[PATCH] ARM: ftrace: Ensure code modifications are synchronised across all cpus

Mon Dec 10 08:33:13 EST 2012

On Mon, Dec 10, 2012 at 01:02:17PM +0000, Steven Rostedt wrote:
> On Mon, 2012-12-10 at 10:04 +0000, Will Deacon wrote:
> > Hi Jon,
> > 
> > Back-pedalling a bit here, but I'm confused by one of your points below:
> > 
> > On Fri, Dec 07, 2012 at 05:45:47PM +0000, Jon Medhurst (Tixy) wrote:
> > > On Fri, 2012-12-07 at 12:13 -0500, Steven Rostedt wrote:
> > > > I'll make my question more general:
> > > > 
> > > > If I have a nop, that is a size of a call (branch and link), which is
> > > > near the beginning of a function and not part of any conditional, and I
> > > > want to convert it into a call (branch and link), would adding a
> > > > breakpoint to it, modifying it to the call, and then removing the
> > > > breakpoint be possible? Of course it would require syncing in between
> > > > steps, but my question is, if the above is possible on a thumb2 ARM
> > > > processor?
> > > 
> > > I believe so. The details are (repeating your earlier explanation) ...
> > > 
> > > 1. Replace first half of nop with 16bit 'breakpoint' instruction.
> > 
> > Sort of -- you'd actually need 2x16-bit nops to make this work.
> 
> Why?

Because the architecture doesn't provide any guarantees about concurrent
modification of 32-bit nop instructions. If you stop the world every time,
fine, but that's what we're trying to avoid, right?

> > > However, wouldn't we need any of this breakpoint malarkey, why not just
> > > just use a 16-bit branch instruction which branches over the second half
> > > of the nop? :-)
> > 
> > Yes, and I think if you do use two 16-bit nops, you can even get rid of all
> > the intermediate `sync' operations (I guess you might want one at the end if
> > you want the call to become visible at a particular point).
> 
> Wont work. We are replacing a 32bit call with a nop. That nop must also
> be 32bits, because we could eventually replace the nop(s) with a 32bit
> call. Basically, we can never allow the second 16bit part ever be the
> next instruction. If the first 16bit nop is executed, and then the task
> gets preempted. The nops get converted to a 32bit call. The task gets
> scheduled again and now is executing the second 16bits of the 32bit call
> and we get unexpected (probably crashing) results.

Damn, I didn't realise you wanted to put the 32-bit call back on
pre-emption. Still, the `sync' is not needed when patching in a b for a nop.

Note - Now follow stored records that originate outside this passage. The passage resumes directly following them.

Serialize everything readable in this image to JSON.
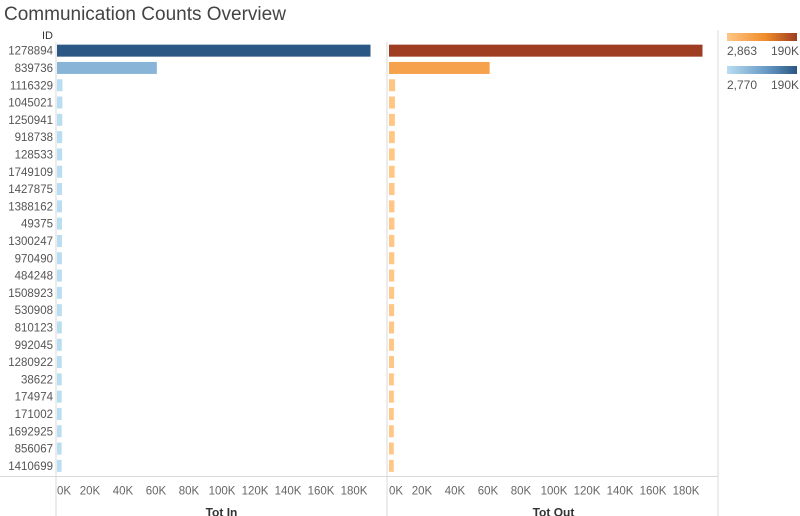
{
  "title": "Communication Counts Overview",
  "chart_data": {
    "type": "bar",
    "orientation": "horizontal",
    "row_header": "ID",
    "categories": [
      "1278894",
      "839736",
      "1116329",
      "1045021",
      "1250941",
      "918738",
      "128533",
      "1749109",
      "1427875",
      "1388162",
      "49375",
      "1300247",
      "970490",
      "484248",
      "1508923",
      "530908",
      "810123",
      "992045",
      "1280922",
      "38622",
      "174974",
      "171002",
      "1692925",
      "856067",
      "1410699"
    ],
    "xticks": [
      "0K",
      "20K",
      "40K",
      "60K",
      "80K",
      "100K",
      "120K",
      "140K",
      "160K",
      "180K"
    ],
    "xlim": [
      0,
      200000
    ],
    "grid": false,
    "panels": [
      {
        "name": "Tot In",
        "xlabel": "Tot In",
        "values": [
          190000,
          60500,
          3300,
          3250,
          3200,
          3150,
          3100,
          3100,
          3050,
          3050,
          3000,
          3000,
          2980,
          2960,
          2940,
          2920,
          2900,
          2880,
          2860,
          2850,
          2830,
          2810,
          2800,
          2790,
          2770
        ],
        "color_range": [
          "#b9ddf1",
          "#2a5783"
        ],
        "color_legend": {
          "min": "2,770",
          "max": "190K"
        }
      },
      {
        "name": "Tot Out",
        "xlabel": "Tot Out",
        "values": [
          190000,
          61000,
          3700,
          3600,
          3550,
          3500,
          3450,
          3400,
          3350,
          3300,
          3300,
          3250,
          3200,
          3150,
          3100,
          3100,
          3050,
          3000,
          3000,
          2950,
          2950,
          2900,
          2900,
          2880,
          2863
        ],
        "color_range": [
          "#ffc685",
          "#9e3d22"
        ],
        "color_legend": {
          "min": "2,863",
          "max": "190K"
        }
      }
    ],
    "legend_position": "top-right"
  }
}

> By having either a 16bit breakpoint whose handler returns after the
> second 16bit part, or a 16bit jump that simply jumps over the second
> half, then all this should work. When the CPU processes a 32bit
> instruction, it either processes all or non of it, correct?

If you have two 16-bit nops, patching the first to branch over the second
will work.

Will